Moscow insists that Nord Stream 2 is a purely commercial project. For years, this view was shared by the federal government. Claims – including by US President Donald Trump – that Germany is too dependent on Russia for pipeline energy have been dismissed by Berlin, pointing out that the White House chief is primarily interested in more sales of his own energy sources.

But of course, Nord Stream 2 was never linked solely to financial interests. For Moscow, it was already a matter of making the transit route through Ukraine redundant with this pipeline, which, like its predecessor Nord Stream 1, was supposed to bring 55 billion cubic meters of natural gas annually from Vyborg, Russia via the Baltic Sea to calm down. Lubmin in Mecklenburg-Western Pomerania.

Externally, the Russian leadership justified this by bypassing an unsafe transit country. But above all, the unwanted neighbor should be cut off from the billions of annual income that was due to extracting the raw material.

How does Germany react?

Putin bit back with his statement that Nord Stream 2 must now be commissioned in Berlin. The federal government reiterated its position Wednesday: the pipeline is not certified and therefore not legally permitted.

Politicians in the traffic light alliance became clearer: “Considering our real challenges, we are not dealing with such a clumsy attempt at blackmail,” said Lucas Kohler, Vice President of the FDP. “The issue of Nord Stream 2 has been settled for a good reason – and that reason is in the Kremlin.”

For a long time, Berlin kept Nord Stream 2 politically under wraps despite major international criticism.

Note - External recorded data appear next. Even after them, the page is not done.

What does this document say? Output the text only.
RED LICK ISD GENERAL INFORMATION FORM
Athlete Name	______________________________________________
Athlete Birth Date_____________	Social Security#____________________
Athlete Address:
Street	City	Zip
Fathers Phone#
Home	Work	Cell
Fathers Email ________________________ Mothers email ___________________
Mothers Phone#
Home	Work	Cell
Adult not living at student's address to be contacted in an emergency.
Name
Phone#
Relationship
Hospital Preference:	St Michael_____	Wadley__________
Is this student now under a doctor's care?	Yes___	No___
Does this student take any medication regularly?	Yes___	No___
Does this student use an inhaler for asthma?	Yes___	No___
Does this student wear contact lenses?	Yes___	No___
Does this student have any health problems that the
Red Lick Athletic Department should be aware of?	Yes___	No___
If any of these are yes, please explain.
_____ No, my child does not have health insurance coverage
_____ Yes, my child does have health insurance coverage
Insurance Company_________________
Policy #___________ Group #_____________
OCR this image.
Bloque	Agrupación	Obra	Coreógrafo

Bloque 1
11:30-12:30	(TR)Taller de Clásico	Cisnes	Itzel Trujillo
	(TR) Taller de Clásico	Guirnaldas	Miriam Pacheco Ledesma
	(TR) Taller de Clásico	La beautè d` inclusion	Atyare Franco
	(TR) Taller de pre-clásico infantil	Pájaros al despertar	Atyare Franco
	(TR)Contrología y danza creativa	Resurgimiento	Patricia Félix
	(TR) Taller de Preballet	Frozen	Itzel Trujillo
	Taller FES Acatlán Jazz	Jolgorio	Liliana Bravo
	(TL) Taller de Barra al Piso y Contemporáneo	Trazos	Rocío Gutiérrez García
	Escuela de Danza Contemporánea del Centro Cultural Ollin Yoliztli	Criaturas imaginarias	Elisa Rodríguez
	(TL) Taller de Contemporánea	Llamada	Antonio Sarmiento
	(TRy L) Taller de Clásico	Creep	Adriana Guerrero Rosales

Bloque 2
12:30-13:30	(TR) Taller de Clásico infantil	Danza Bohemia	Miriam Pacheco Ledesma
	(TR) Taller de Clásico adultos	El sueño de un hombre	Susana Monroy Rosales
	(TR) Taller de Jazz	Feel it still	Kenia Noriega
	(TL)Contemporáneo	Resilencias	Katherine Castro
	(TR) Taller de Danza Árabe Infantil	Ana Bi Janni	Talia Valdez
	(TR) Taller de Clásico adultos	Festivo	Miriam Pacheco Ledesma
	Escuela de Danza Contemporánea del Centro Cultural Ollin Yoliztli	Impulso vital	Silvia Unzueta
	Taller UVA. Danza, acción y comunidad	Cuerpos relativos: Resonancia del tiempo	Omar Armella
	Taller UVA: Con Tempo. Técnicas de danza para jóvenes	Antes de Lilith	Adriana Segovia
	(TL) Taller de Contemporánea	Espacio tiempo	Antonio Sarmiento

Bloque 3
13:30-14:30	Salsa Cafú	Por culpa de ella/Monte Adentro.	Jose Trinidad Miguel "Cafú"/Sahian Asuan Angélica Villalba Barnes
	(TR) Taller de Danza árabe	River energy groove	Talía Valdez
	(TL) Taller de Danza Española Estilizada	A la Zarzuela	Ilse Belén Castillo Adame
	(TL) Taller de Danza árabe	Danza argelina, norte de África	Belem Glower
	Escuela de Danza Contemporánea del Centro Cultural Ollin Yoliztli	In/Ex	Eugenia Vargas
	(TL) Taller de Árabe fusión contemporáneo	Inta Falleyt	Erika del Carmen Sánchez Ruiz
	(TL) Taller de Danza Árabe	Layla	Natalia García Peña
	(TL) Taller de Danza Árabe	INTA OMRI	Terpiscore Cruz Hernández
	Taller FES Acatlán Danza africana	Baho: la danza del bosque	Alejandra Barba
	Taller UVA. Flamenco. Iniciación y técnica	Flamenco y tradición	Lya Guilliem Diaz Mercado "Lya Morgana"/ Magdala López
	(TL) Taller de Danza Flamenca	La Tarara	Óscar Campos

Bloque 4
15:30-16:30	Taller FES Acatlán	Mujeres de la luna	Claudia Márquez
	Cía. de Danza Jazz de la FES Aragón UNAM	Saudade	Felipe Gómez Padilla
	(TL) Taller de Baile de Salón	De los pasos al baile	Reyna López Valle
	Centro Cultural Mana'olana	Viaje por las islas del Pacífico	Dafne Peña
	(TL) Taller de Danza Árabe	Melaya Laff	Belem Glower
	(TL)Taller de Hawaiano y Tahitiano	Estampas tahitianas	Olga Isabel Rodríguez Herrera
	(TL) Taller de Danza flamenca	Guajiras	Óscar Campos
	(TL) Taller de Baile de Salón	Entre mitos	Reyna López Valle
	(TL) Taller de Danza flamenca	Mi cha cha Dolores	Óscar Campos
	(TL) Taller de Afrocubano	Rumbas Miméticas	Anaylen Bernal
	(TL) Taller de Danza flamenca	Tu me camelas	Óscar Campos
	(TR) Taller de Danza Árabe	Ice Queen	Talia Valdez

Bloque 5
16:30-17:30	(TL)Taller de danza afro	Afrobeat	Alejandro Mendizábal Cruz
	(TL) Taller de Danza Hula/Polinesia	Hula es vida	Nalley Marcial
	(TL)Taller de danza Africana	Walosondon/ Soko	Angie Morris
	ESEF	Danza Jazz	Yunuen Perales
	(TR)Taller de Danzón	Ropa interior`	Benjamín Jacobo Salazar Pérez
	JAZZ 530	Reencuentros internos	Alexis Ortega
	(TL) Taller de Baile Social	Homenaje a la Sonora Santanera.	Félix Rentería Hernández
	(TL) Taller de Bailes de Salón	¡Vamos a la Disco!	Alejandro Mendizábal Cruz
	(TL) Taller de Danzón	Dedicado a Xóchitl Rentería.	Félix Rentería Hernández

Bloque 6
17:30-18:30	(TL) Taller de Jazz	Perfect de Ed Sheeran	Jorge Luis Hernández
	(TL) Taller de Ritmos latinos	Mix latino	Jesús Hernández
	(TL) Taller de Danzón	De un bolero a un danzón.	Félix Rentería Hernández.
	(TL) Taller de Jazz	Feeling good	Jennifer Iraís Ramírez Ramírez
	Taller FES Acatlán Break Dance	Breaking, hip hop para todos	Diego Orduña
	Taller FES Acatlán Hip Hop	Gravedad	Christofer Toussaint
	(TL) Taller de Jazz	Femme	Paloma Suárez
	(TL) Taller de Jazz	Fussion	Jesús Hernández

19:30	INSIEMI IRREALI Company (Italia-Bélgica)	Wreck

On February 22, even before Russia’s invasion of Ukraine, Berlin put the pipeline on hold, which has been highly controversial, especially in the US.

Even with the possibility of Nord Stream 2 becoming operational, Germany would likely break the international alliance against Russia. The federal government will also reverse its own ambitions: namely to become less dependent on Russian gas as soon as possible. However, this takes time.

On Wednesday, the federal government was fascinated to see if Putin would turn the gas tap back on after maintenance on Nord Stream 1. Behind the scenes, there was talk of Putin’s sneaky game of “cat and mouse” in development. A gas shortage could have serious consequences for the German economy, with companies and consumers already groaning under the price boom.

The top priority for the federal government is to get through the winter. To do this, the memory must be as full as possible. The company’s first own terminals for the import of liquefied natural gas are scheduled to become operational at the end of the year. Coal-fired power plants are said to be out of stock to save gas. It also appeals to companies and private households to save energy.

The Kremlin sees Europe as weak

The fact that Putin is still so adamant about the commissioning of Nord Stream 2 can be explained by the self-image with which Moscow started the war against Ukraine and faced the subsequent sanctions from the West: Russia counts on maintaining its impact strength and have better staying power. Europe, which is considered feminine, will give in and lift sanctions if the living standards of its citizens fall, they are convinced.

Again and again Putin tries to push the Europeans to the point where sanctions don’t work. And it has repeatedly forced Berlin to back down under enormous pressure. For example, Germany has complied with the rule that natural gas will be paid into a ruble account at a Russian state bank in the future. Fearing a bottleneck in natural gas supplies, the German government also made concessions to Moscow on the turbine delivery issue, which is effectively sanctions, and asked Canada for an exemption.

By the same token, Putin is now hoping that the West will respond to his extortionate demand that the end of the embargo on Ukrainian grain exports be tied to the easing of sanctions against Russia. Or that, contrary to all previous statements, Nord Stream 2 will still be commissioned.